You see my friends, John’s gospel is not hard to understand,
this essential, intimate, mysterious relationship, this grace upon grace, this
belief, brings eternal life. And eternal life looks like love .
That’s right, it looks like love. Because love is not
something that we feel all mushy about, love is who God is and what God does.
It is for love that God, who creates all that is seen and unseen, God who creates
the cosmos, comes into our world, to walk this path with us, to show us the
way, to carry us when we cannot walk it our selves.
And how does God carry us? In love, through you. You are
God’s hands and feet, you are God’s love in this world.
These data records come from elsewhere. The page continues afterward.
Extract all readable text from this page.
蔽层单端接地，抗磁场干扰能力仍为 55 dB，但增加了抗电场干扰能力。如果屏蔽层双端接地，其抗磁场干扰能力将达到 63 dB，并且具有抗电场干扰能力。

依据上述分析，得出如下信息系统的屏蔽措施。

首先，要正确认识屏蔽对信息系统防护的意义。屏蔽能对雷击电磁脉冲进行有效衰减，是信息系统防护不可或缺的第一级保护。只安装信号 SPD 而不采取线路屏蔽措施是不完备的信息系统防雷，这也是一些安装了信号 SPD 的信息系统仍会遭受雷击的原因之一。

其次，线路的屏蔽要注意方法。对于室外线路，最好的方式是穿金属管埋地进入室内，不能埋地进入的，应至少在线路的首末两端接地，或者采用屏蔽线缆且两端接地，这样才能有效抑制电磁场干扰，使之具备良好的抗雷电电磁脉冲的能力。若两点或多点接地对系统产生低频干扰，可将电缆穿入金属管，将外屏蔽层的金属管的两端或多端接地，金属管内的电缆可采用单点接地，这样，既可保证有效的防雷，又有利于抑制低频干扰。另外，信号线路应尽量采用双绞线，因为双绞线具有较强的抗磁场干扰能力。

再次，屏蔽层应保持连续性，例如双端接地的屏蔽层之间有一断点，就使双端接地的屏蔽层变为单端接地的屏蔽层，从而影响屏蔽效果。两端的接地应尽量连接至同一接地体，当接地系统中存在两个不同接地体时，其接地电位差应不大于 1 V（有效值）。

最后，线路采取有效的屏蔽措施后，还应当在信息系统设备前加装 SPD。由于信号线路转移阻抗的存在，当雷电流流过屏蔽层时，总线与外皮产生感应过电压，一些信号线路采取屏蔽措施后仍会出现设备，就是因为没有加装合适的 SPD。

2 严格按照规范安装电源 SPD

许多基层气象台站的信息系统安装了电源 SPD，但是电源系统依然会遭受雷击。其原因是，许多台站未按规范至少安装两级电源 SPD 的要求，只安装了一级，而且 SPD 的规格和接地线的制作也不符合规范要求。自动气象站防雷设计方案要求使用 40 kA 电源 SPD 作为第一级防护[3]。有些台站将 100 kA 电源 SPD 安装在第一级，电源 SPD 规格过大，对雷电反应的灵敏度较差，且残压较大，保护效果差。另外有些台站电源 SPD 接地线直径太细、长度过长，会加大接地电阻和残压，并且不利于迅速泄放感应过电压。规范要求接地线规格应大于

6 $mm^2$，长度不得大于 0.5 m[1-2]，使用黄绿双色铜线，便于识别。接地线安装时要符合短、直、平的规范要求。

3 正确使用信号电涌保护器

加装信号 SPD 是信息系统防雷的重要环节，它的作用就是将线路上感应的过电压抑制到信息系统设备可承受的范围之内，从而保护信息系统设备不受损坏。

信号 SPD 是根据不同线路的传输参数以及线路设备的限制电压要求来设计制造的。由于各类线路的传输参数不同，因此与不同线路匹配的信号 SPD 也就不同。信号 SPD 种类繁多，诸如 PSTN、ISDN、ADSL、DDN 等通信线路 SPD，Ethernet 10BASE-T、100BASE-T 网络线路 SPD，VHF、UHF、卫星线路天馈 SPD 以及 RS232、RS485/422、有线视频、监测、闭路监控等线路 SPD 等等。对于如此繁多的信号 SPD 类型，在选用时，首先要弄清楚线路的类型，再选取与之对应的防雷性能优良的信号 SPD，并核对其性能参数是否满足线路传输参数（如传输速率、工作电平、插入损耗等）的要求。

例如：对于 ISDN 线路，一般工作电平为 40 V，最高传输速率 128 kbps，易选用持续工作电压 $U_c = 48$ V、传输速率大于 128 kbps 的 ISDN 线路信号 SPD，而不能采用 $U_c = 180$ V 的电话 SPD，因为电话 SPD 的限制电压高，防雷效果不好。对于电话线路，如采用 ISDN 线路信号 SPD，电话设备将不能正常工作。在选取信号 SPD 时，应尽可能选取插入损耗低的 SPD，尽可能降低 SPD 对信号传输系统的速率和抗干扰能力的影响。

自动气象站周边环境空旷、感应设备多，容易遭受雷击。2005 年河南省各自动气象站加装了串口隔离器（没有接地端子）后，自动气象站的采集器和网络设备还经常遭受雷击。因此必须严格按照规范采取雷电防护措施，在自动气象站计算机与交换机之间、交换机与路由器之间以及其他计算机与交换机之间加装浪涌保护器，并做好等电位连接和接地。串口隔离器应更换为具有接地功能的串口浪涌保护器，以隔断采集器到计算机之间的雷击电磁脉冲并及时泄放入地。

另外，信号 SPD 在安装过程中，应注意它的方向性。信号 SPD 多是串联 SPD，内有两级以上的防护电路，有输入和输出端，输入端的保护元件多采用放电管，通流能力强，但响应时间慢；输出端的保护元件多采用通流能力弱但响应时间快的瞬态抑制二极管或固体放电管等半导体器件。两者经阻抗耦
You and you and you,
all of us, this community of faith that comes together to pray, to eat bread
and drink wine, to share meals, and tears, heartache and joy, and who is sent
out into the world to do what we are called to do.
In Paul’s letter to the Ephesians we hear that call as
clearly as we’ve ever heard it. Put
away from you all bitterness and wrath and anger and wrangling and slander,
together with all malice, and be kind to one another, tenderhearted, forgiving
one another, as God in Christ has forgiven you. Therefore be imitators of God,
as beloved children, and live in love, as Christ loved us and gave himself up
for us, a fragrant offering and sacrifice to God.
This bread of life
is Jesus’ body and feeds us. This bread of life is Jesus’ body that is broken
for us, so that the bits and pieces of our brokenness may be put back together.
Believe it, Jesus says. Live it, Jesus says. And Love. For Love is the
recognition of the truth that we are neighbors. The Love we show is the
recognition of the truth that as bad as we think we can get, God’s grace upon
grace is capable of embracing us anyway.
God’s promise of
forgiveness and acceptance, of wholeness and of life, is given to each of us in
a form we not only can hear, but also see, taste, touch, and feel. And so the
bread and the wine, the body and the blood, bid us to raise our eyes from the
confusion and ambiguity of life for a moment, so that we may receive God’s grace
upon grace, God’s abundance, and return to our lives in this confusing world
with courage and hope.
But don’t wait, don’t
wait until the time is right, or until you have more or know more, eternal life
is now. Don’t wait, until tomorrow or the next day, loving your neighbor is
now. Don’t wait, until the world is a better place, make it so today.
I heard a story at
bible study this week. One of us Trinitarians was out for a walk in her
neighborhood. As she was passing by a family sitting outside in the beautiful
pergola they had just built, she stopped to tell them how beautiful it was.
This family was clearly dressed in a fashion that indicated they were Muslim,
and yet, conversation ensued. She learned that these family members were
preparing themselves for their pilgrimage to Mecca, a huge undertaking in and
of itself, made more so because the elderly father was going as well. These
neighbors prayed together, for safety in the journey, and in thanksgiving for
being neighbors.
This is the bread of life, broken for you. Thanks be to God.